For Bethany Memorial Church, coming together as a community also means creating a space for spiritual gathering. Each year, Pastor Erin James-Brown also helps organize a religious service to convey the urgency of ending gun violence.
“We do readings, poetry, readings of poetry about gun violence. It can feel kind of graphic and hard to take all that in, reading about the experience people have when they experience a shooting,” she said. “But we try to be present for those readings so that we feel the impact as well, and don’t just turn away a blind eye. We want to bear the witness as best we can.”
Gun violence isn’t an issue that just affects Christians, so James-Brown said she also works with other religious leaders to give the service multi-faith appeal.
Brooke Deal is a professor of religious studies at Bethany College, which neighbors Bethany Memorial Church. Her work focuses on Judaism and ancient Israel.
Deal incorporated readings from Jewish scriptures and the Quran to incorporate the religious views of Jewish and Muslim community members, too.
“We kind of really pride ourselves on the interfaith relationship that we have,” she said.
Deal and the project’s other organizers say art and religious gatherings carry deep social meaning. But they also wanted the political underpinnings of their effort to be clear.
This has meant raising money for different nonprofits seeking to end gun violence, in addition to advocating for gun reform.
“I think what’s really important about our activism is that we offer ways to get involved,” she said. “We sort of demonstrate how to walk the walk in terms of how to take action, who your representatives are, how to reach out to them.”

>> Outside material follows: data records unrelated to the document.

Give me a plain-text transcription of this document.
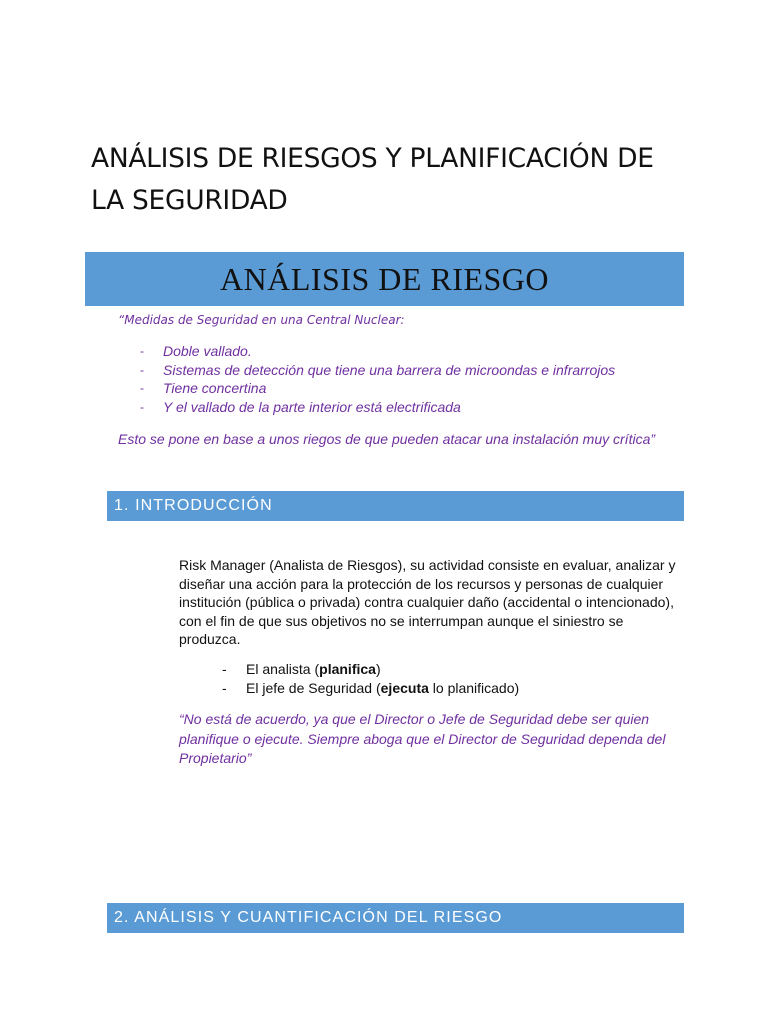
ANÁLISIS DE RIESGOS Y PLANIFICACIÓN DE
LA SEGURIDAD
ANÁLISIS DE RIESGO
“Medidas de Seguridad en una Central Nuclear:
- Doble vallado.
- Sistemas de detección que tiene una barrera de microondas e infrarrojos
- Tiene concertina
- Y el vallado de la parte interior está electrificada
Esto se pone en base a unos riegos de que pueden atacar una instalación muy crítica”
1. INTRODUCCIÓN

Risk Manager (Analista de Riesgos), su actividad consiste en evaluar, analizar y diseñar una acción para la protección de los recursos y personas de cualquier institución (pública o privada) contra cualquier daño (accidental o intencionado), con el fin de que sus objetivos no se interrumpan aunque el siniestro se produzca.

- El analista (planifica)
- El jefe de Seguridad (ejecuta lo planificado)

“No está de acuerdo, ya que el Director o Jefe de Seguridad debe ser quien planifique o ejecute. Siempre aboga que el Director de Seguridad dependa del Propietario”

2. ANÁLISIS Y CUANTIFICACIÓN DEL RIESGO
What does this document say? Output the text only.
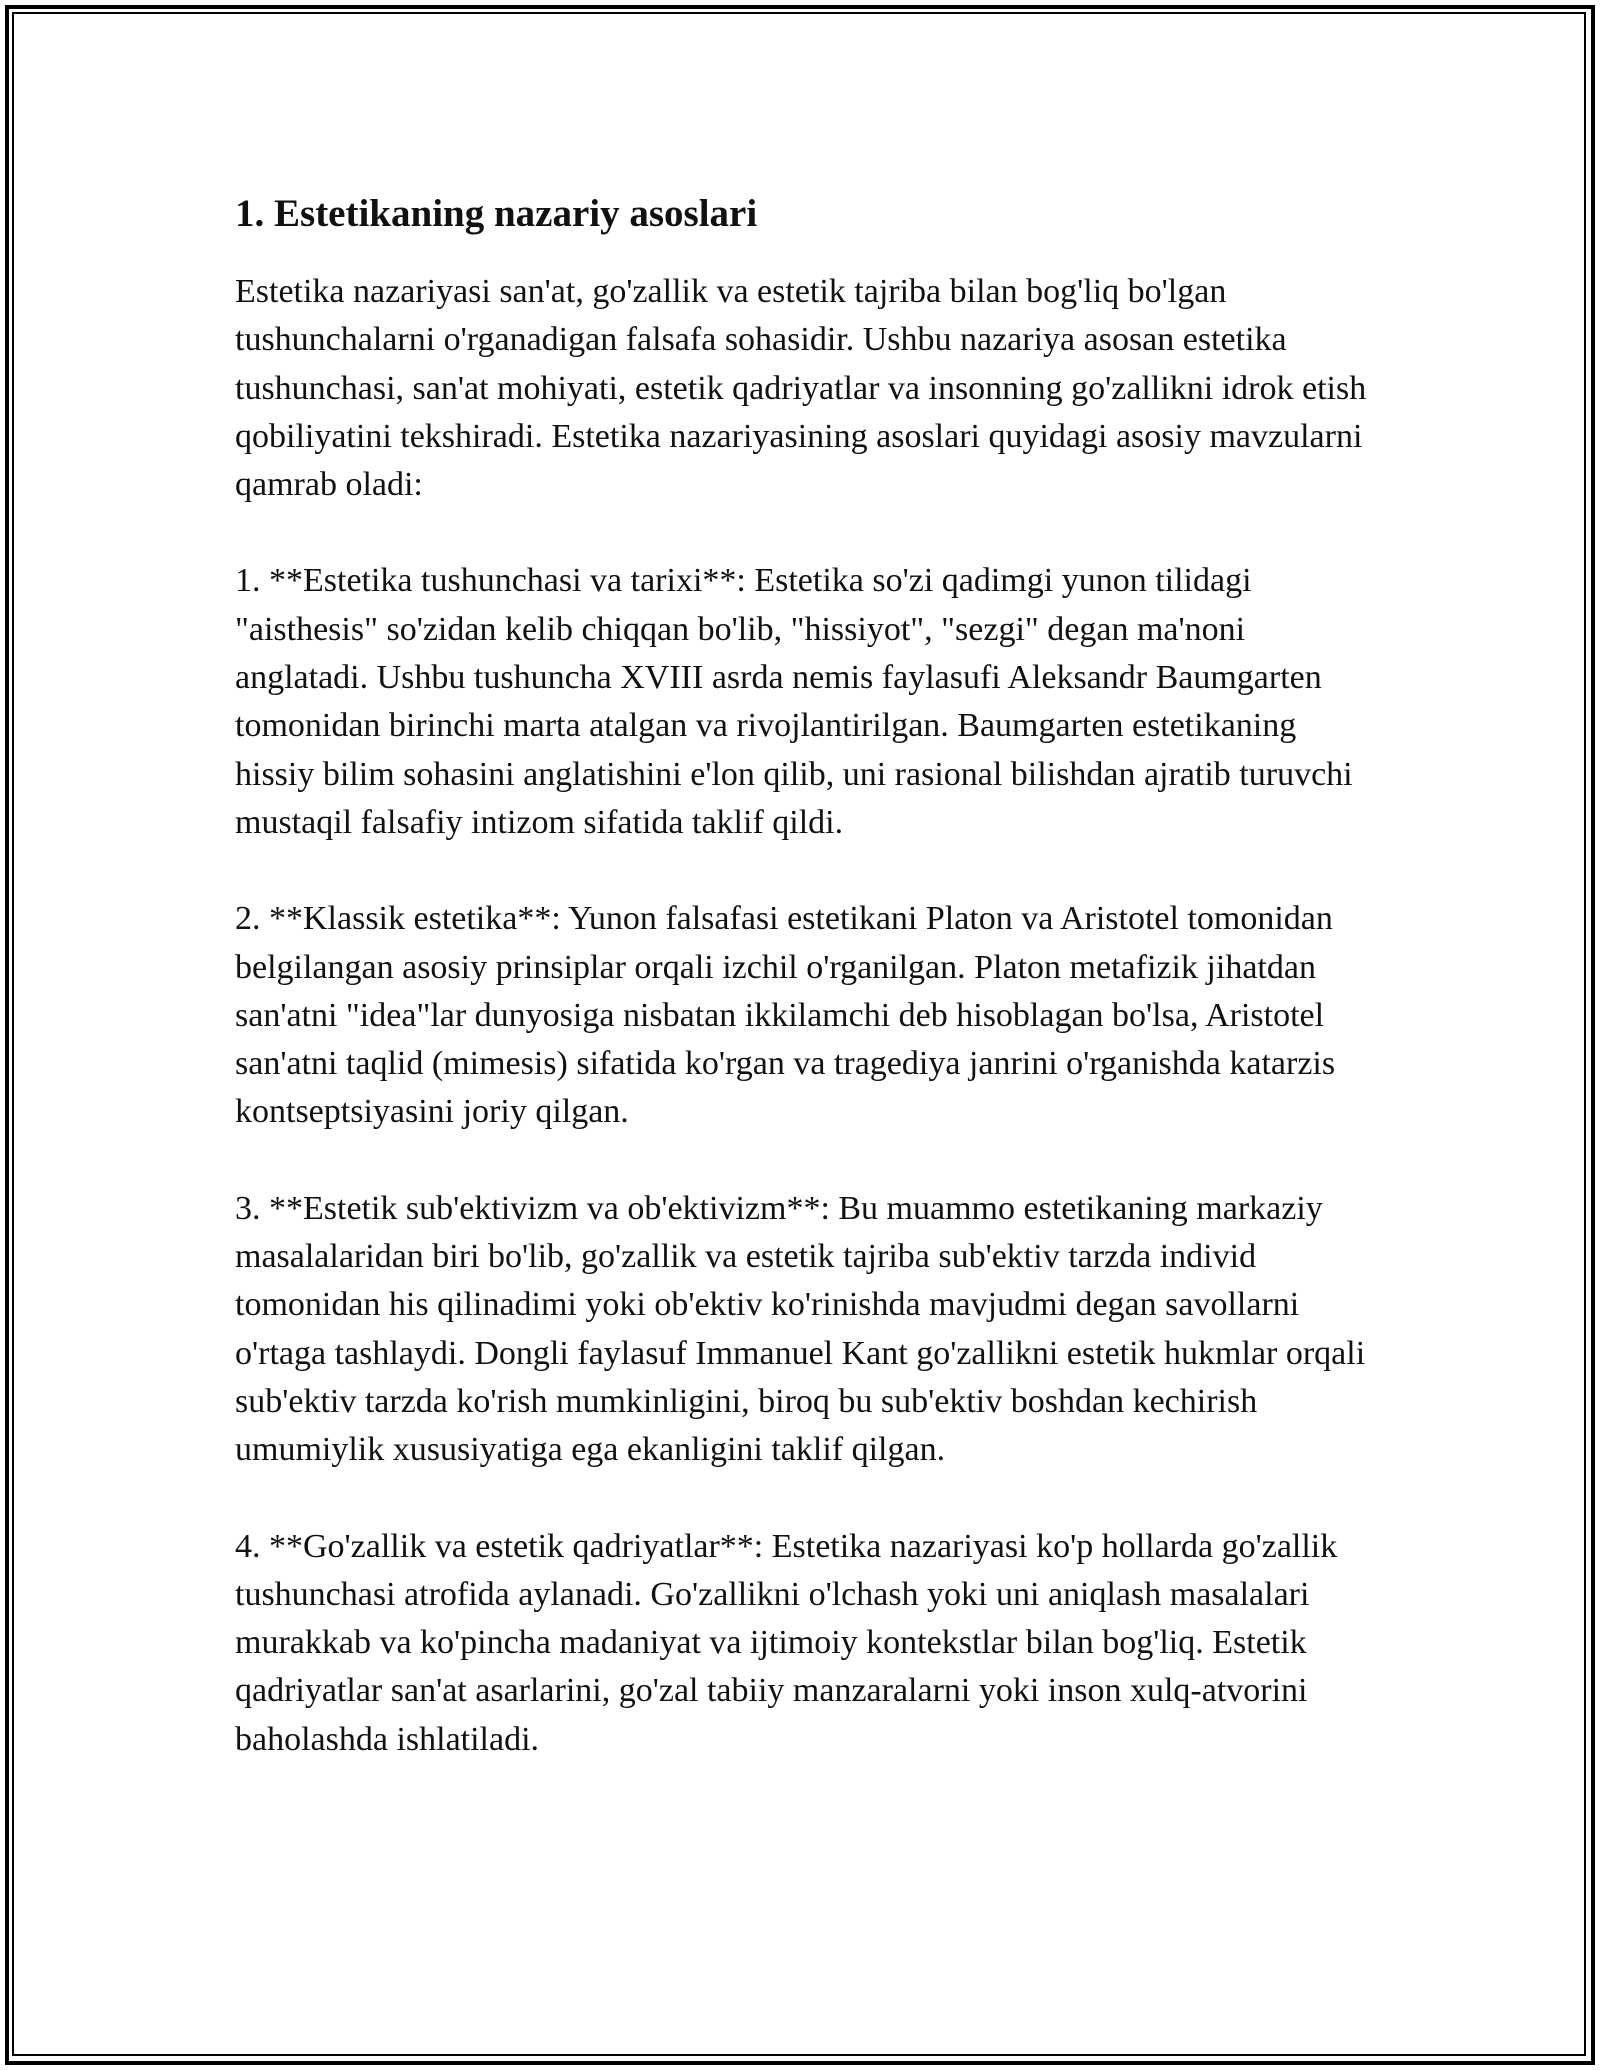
1. Estetikaning nazariy asoslari

Estetika nazariyasi san'at, go'zallik va estetik tajriba bilan bog'liq bo'lgan tushunchalarni o'rganadigan falsafa sohasidir. Ushbu nazariya asosan estetika tushunchasi, san'at mohiyati, estetik qadriyatlar va insonning go'zallikni idrok etish qobiliyatini tekshiradi. Estetika nazariyasining asoslari quyidagi asosiy mavzularni qamrab oladi:

1. **Estetika tushunchasi va tarixi**: Estetika so'zi qadimgi yunon tilidagi "aisthesis" so'zidan kelib chiqqan bo'lib, "hissiyot", "sezgi" degan ma'noni anglatadi. Ushbu tushuncha XVIII asrda nemis faylasufi Aleksandr Baumgarten tomonidan birinchi marta atalgan va rivojlantirilgan. Baumgarten estetikaning hissiy bilim sohasini anglatishini e'lon qilib, uni rasional bilishdan ajratib turuvchi mustaqil falsafiy intizom sifatida taklif qildi.

2. **Klassik estetika**: Yunon falsafasi estetikani Platon va Aristotel tomonidan belgilangan asosiy prinsiplar orqali izchil o'rganilgan. Platon metafizik jihatdan san'atni "idea"lar dunyosiga nisbatan ikkilamchi deb hisoblagan bo'lsa, Aristotel san'atni taqlid (mimesis) sifatida ko'rgan va tragediya janrini o'rganishda katarzis kontseptsiyasini joriy qilgan.

3. **Estetik sub'ektivizm va ob'ektivizm**: Bu muammo estetikaning markaziy masalalaridan biri bo'lib, go'zallik va estetik tajriba sub'ektiv tarzda individ tomonidan his qilinadimi yoki ob'ektiv ko'rinishda mavjudmi degan savollarni o'rtaga tashlaydi. Dongli faylasuf Immanuel Kant go'zallikni estetik hukmlar orqali sub'ektiv tarzda ko'rish mumkinligini, biroq bu sub'ektiv boshdan kechirish umumiylik xususiyatiga ega ekanligini taklif qilgan.

4. **Go'zallik va estetik qadriyatlar**: Estetika nazariyasi ko'p hollarda go'zallik tushunchasi atrofida aylanadi. Go'zallikni o'lchash yoki uni aniqlash masalalari murakkab va ko'pincha madaniyat va ijtimoiy kontekstlar bilan bog'liq. Estetik qadriyatlar san'at asarlarini, go'zal tabiiy manzaralarni yoki inson xulq-atvorini baholashda ishlatiladi.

Deal pointed to House Resolution 1478, the Federal Firearm Licensee Act, as a piece of legislation the event’s organizers are pushing for.
“It’s a gun safety bill that will help keep guns off the streets, providing law enforcement with tools necessary to crack down on gun trafficking and rogue gun sales,” she said.
This year’s project also incorporated a postcard writing effort, where attendees could write messages in favor of the resolution to their legislators.
For the project’s organizers, tackling the issue of gun violence can seem like a tall order. But by organizing Bethany’s community — from the church congregation to the student body at Bethany College — they hope to show the diversity of perspectives in West Virginia.
And, by doing this work on the local level, Deal said she and her fellow organizers hope to create change one step at a time.
“We’re a very small community, obviously, in a very red state that’s very emphatic about guns and gun ownership,” Deal said. “We just want to create a safe space here at the college, in coordination with the church, for our students to know that we take this issue very seriously and that we are, as activists, doing work to make sure our campus remains a safe place.”